1947 wurde ich ins Bethel zurückgerufen. Nach neun Monaten wurde jedoch der Bruder, der den französischen Kreis bediente, krank, und so wurde ich wieder mit diesem Dienst betraut. Ich wirkte im französischen Sprachgebiet bis zum Jahre 1950 und dann in einem deutschsprachigen Kreis bis 1954. Im Jahre 1955 kehrte ich ins Bethel zurück, wo ich heute noch diene.
DANKBARKEIT
Ich bin Gott für alle Dienstvorrechte sehr dankbar, aber ganz besonders dafür, daß ich so viele Jahre als Vollzeitdiener wirken durfte. Ich konnte sehen, wie die Organisation Jehovas immer schöner und besser nach den Richtlinien aufgebaut wurde, die die Urkirche schon befolgte. Wie die Versammlungen der Urkirche von reifen Brüdern besucht wurden, die sie belehrten, ihnen halfen, den Dienst der Lobpreisung zu vollführen, sie ermunterten und im Glauben stärkten sowie tüchtige Männer einsetzten, die die Herde hüten sollten, so dienen auch heute die Kreis-, Bezirks- und Zonendiener. Auch sie machen Vorschläge für die Ernennung reifer Diener, die die Versammlungen hüten sollen.
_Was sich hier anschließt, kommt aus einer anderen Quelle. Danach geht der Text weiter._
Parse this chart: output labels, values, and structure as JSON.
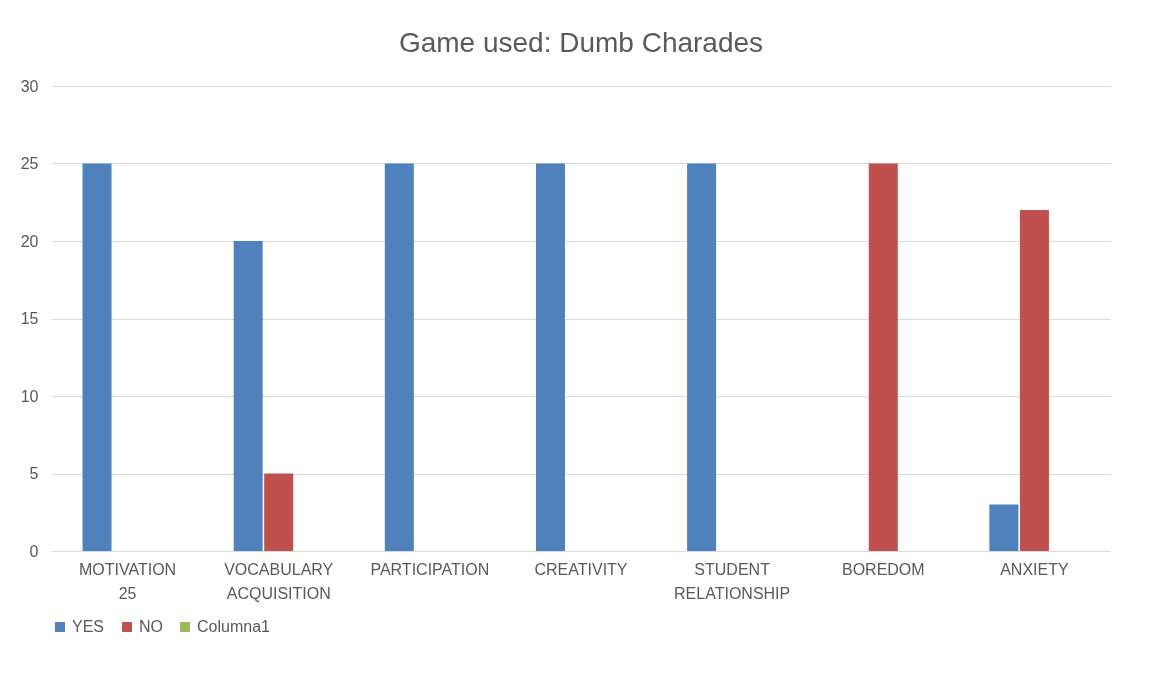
{
  "chart_data": {
    "type": "bar",
    "title": "Game used: Dumb Charades",
    "categories": [
      "MOTIVATION 25",
      "VOCABULARY ACQUISITION",
      "PARTICIPATION",
      "CREATIVITY",
      "STUDENT RELATIONSHIP",
      "BOREDOM",
      "ANXIETY"
    ],
    "series": [
      {
        "name": "YES",
        "color": "#4f81bd",
        "values": [
          25,
          20,
          25,
          25,
          25,
          null,
          3
        ]
      },
      {
        "name": "NO",
        "color": "#c0504d",
        "values": [
          null,
          5,
          null,
          null,
          null,
          25,
          22
        ]
      },
      {
        "name": "Columna1",
        "color": "#9bbb59",
        "values": [
          null,
          null,
          null,
          null,
          null,
          null,
          null
        ]
      }
    ],
    "ylim": [
      0,
      30
    ],
    "yticks": [
      0,
      5,
      10,
      15,
      20,
      25,
      30
    ],
    "grid": "y",
    "legend": "bottom"
  }
}
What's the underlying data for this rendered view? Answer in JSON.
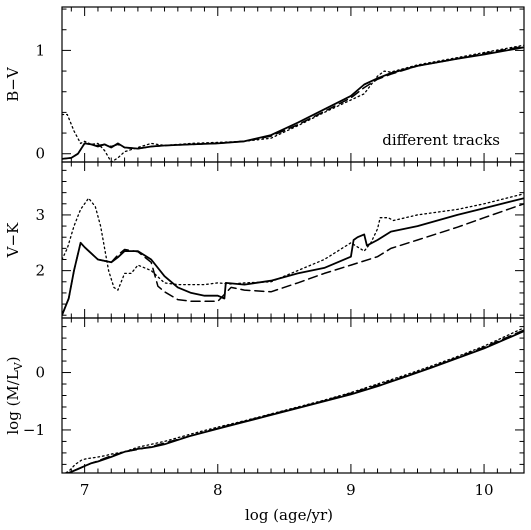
{
  "chart_data": [
    {
      "type": "line",
      "ylabel": "B−V",
      "xlim": [
        6.83,
        10.3
      ],
      "ylim": [
        -0.08,
        1.42
      ],
      "yticks": [
        0,
        1
      ],
      "ytick_labels": [
        "0",
        "1"
      ],
      "annotation": "different tracks",
      "series": [
        {
          "style": "solid",
          "x": [
            6.83,
            6.9,
            6.95,
            7.0,
            7.05,
            7.1,
            7.15,
            7.2,
            7.25,
            7.3,
            7.4,
            7.5,
            7.6,
            7.8,
            8.0,
            8.2,
            8.4,
            8.6,
            8.8,
            9.0,
            9.1,
            9.2,
            9.3,
            9.5,
            9.8,
            10.0,
            10.3
          ],
          "y": [
            -0.05,
            -0.04,
            0.0,
            0.1,
            0.09,
            0.07,
            0.09,
            0.06,
            0.1,
            0.06,
            0.05,
            0.07,
            0.08,
            0.09,
            0.1,
            0.12,
            0.18,
            0.3,
            0.43,
            0.56,
            0.67,
            0.73,
            0.78,
            0.85,
            0.92,
            0.96,
            1.03
          ]
        },
        {
          "style": "dashed",
          "x": [
            6.83,
            6.9,
            6.95,
            7.0,
            7.05,
            7.1,
            7.15,
            7.2,
            7.25,
            7.3,
            7.4,
            7.5,
            7.6,
            7.8,
            8.0,
            8.2,
            8.4,
            8.6,
            8.8,
            9.0,
            9.1,
            9.2,
            9.3,
            9.5,
            9.8,
            10.0,
            10.3
          ],
          "y": [
            -0.05,
            -0.04,
            0.0,
            0.1,
            0.09,
            0.08,
            0.09,
            0.07,
            0.09,
            0.06,
            0.05,
            0.07,
            0.08,
            0.09,
            0.1,
            0.12,
            0.17,
            0.28,
            0.41,
            0.54,
            0.64,
            0.72,
            0.77,
            0.85,
            0.92,
            0.97,
            1.04
          ]
        },
        {
          "style": "dotted",
          "x": [
            6.83,
            6.87,
            6.92,
            6.97,
            7.0,
            7.05,
            7.1,
            7.15,
            7.2,
            7.25,
            7.3,
            7.4,
            7.5,
            7.6,
            7.8,
            8.0,
            8.2,
            8.4,
            8.6,
            8.8,
            9.0,
            9.1,
            9.2,
            9.25,
            9.3,
            9.5,
            9.8,
            10.0,
            10.3
          ],
          "y": [
            0.38,
            0.38,
            0.22,
            0.1,
            0.12,
            0.09,
            0.1,
            0.03,
            -0.08,
            -0.04,
            0.02,
            0.06,
            0.1,
            0.08,
            0.1,
            0.11,
            0.12,
            0.15,
            0.27,
            0.4,
            0.52,
            0.58,
            0.75,
            0.8,
            0.79,
            0.86,
            0.93,
            0.98,
            1.05
          ]
        }
      ]
    },
    {
      "type": "line",
      "ylabel": "V−K",
      "xlim": [
        6.83,
        10.3
      ],
      "ylim": [
        1.15,
        3.95
      ],
      "yticks": [
        2,
        3
      ],
      "ytick_labels": [
        "2",
        "3"
      ],
      "series": [
        {
          "style": "solid",
          "x": [
            6.83,
            6.88,
            6.92,
            6.97,
            7.0,
            7.1,
            7.2,
            7.25,
            7.3,
            7.4,
            7.5,
            7.6,
            7.7,
            7.8,
            7.9,
            8.0,
            8.05,
            8.06,
            8.2,
            8.4,
            8.6,
            8.8,
            9.0,
            9.02,
            9.05,
            9.1,
            9.12,
            9.2,
            9.3,
            9.5,
            9.8,
            10.0,
            10.3
          ],
          "y": [
            1.2,
            1.5,
            2.0,
            2.5,
            2.42,
            2.2,
            2.15,
            2.24,
            2.35,
            2.35,
            2.2,
            1.9,
            1.7,
            1.6,
            1.55,
            1.55,
            1.5,
            1.78,
            1.75,
            1.82,
            1.95,
            2.05,
            2.25,
            2.55,
            2.6,
            2.65,
            2.45,
            2.55,
            2.7,
            2.8,
            3.0,
            3.12,
            3.3
          ]
        },
        {
          "style": "dashed",
          "x": [
            6.83,
            6.88,
            6.92,
            6.97,
            7.0,
            7.1,
            7.2,
            7.25,
            7.3,
            7.4,
            7.5,
            7.55,
            7.6,
            7.7,
            7.8,
            8.0,
            8.1,
            8.2,
            8.4,
            8.6,
            8.8,
            9.0,
            9.2,
            9.3,
            9.5,
            9.8,
            10.0,
            10.3
          ],
          "y": [
            1.2,
            1.5,
            2.0,
            2.5,
            2.42,
            2.2,
            2.15,
            2.28,
            2.38,
            2.34,
            2.15,
            1.72,
            1.62,
            1.48,
            1.45,
            1.45,
            1.7,
            1.65,
            1.62,
            1.78,
            1.95,
            2.1,
            2.25,
            2.4,
            2.55,
            2.78,
            2.95,
            3.2
          ]
        },
        {
          "style": "dotted",
          "x": [
            6.83,
            6.87,
            6.92,
            6.97,
            7.03,
            7.08,
            7.12,
            7.18,
            7.22,
            7.25,
            7.3,
            7.35,
            7.4,
            7.5,
            7.6,
            7.7,
            7.8,
            7.9,
            8.0,
            8.1,
            8.2,
            8.4,
            8.6,
            8.8,
            9.0,
            9.1,
            9.15,
            9.2,
            9.22,
            9.28,
            9.32,
            9.5,
            9.8,
            10.0,
            10.3
          ],
          "y": [
            2.2,
            2.4,
            2.8,
            3.1,
            3.3,
            3.15,
            2.8,
            2.0,
            1.7,
            1.65,
            1.95,
            1.95,
            2.1,
            2.0,
            1.78,
            1.75,
            1.75,
            1.75,
            1.78,
            1.76,
            1.78,
            1.8,
            2.0,
            2.2,
            2.5,
            2.35,
            2.5,
            2.75,
            2.95,
            2.95,
            2.9,
            3.0,
            3.1,
            3.2,
            3.38
          ]
        }
      ]
    },
    {
      "type": "line",
      "ylabel": "log (M/L_V)",
      "xlabel": "log (age/yr)",
      "xlim": [
        6.83,
        10.3
      ],
      "ylim": [
        -1.75,
        0.95
      ],
      "yticks": [
        -1,
        0
      ],
      "ytick_labels": [
        "−1",
        "0"
      ],
      "xticks": [
        7,
        8,
        9,
        10
      ],
      "xtick_labels": [
        "7",
        "8",
        "9",
        "10"
      ],
      "series": [
        {
          "style": "solid",
          "x": [
            6.83,
            6.88,
            6.95,
            7.0,
            7.05,
            7.1,
            7.2,
            7.3,
            7.4,
            7.5,
            7.6,
            7.8,
            8.0,
            8.2,
            8.4,
            8.6,
            8.8,
            9.0,
            9.2,
            9.4,
            9.6,
            9.8,
            10.0,
            10.3
          ],
          "y": [
            -1.8,
            -1.75,
            -1.68,
            -1.63,
            -1.58,
            -1.55,
            -1.47,
            -1.38,
            -1.33,
            -1.3,
            -1.25,
            -1.1,
            -0.98,
            -0.86,
            -0.74,
            -0.62,
            -0.5,
            -0.38,
            -0.24,
            -0.08,
            0.08,
            0.25,
            0.42,
            0.72
          ]
        },
        {
          "style": "dashed",
          "x": [
            6.83,
            6.88,
            6.95,
            7.0,
            7.05,
            7.1,
            7.2,
            7.3,
            7.4,
            7.5,
            7.6,
            7.8,
            8.0,
            8.2,
            8.4,
            8.6,
            8.8,
            9.0,
            9.2,
            9.4,
            9.6,
            9.8,
            10.0,
            10.3
          ],
          "y": [
            -1.8,
            -1.75,
            -1.68,
            -1.63,
            -1.58,
            -1.54,
            -1.45,
            -1.38,
            -1.34,
            -1.29,
            -1.23,
            -1.1,
            -0.97,
            -0.85,
            -0.73,
            -0.61,
            -0.49,
            -0.36,
            -0.22,
            -0.07,
            0.09,
            0.26,
            0.44,
            0.74
          ]
        },
        {
          "style": "dotted",
          "x": [
            6.83,
            6.88,
            6.93,
            6.98,
            7.02,
            7.08,
            7.15,
            7.2,
            7.3,
            7.4,
            7.5,
            7.6,
            7.8,
            8.0,
            8.2,
            8.4,
            8.6,
            8.8,
            9.0,
            9.2,
            9.4,
            9.6,
            9.8,
            10.0,
            10.3
          ],
          "y": [
            -1.78,
            -1.72,
            -1.6,
            -1.52,
            -1.5,
            -1.48,
            -1.45,
            -1.42,
            -1.38,
            -1.3,
            -1.25,
            -1.2,
            -1.07,
            -0.95,
            -0.84,
            -0.72,
            -0.6,
            -0.48,
            -0.35,
            -0.2,
            -0.05,
            0.11,
            0.28,
            0.46,
            0.78
          ]
        }
      ]
    }
  ]
}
Vergessen möchte ich nicht die internationalen Kongresse, denen ich in den Jahren 1950 und 1953 im Yankee-Stadion, New York, beiwohnen durfte. Wie lieb war es von den Versammlungen, denen ich in jener Zeit als Kreisdiener dienen durfte, mir den Besuch dieser beiden Kongresse zu ermöglichen! 1958 war ich wieder dabei, weil die Gesellschaft mir geholfen hatte. Wie sehr beeindruckten mich die vielen Menschen aus allen Weltteilen, aus allen Rassen und Klassen, die sich alle unter den einen Hirten, Jesus Christus, als ihren Führer gestellt hatten! Welche Dankbarkeit empfand ich bei dem Gedanken, daß sie alle von ein und derselben Hoffnung reden, alle dasselbe glauben und alle dasselbe predigen, wo immer sie sich auf der Erde befinden, genauso, wie die Schrift es sagt.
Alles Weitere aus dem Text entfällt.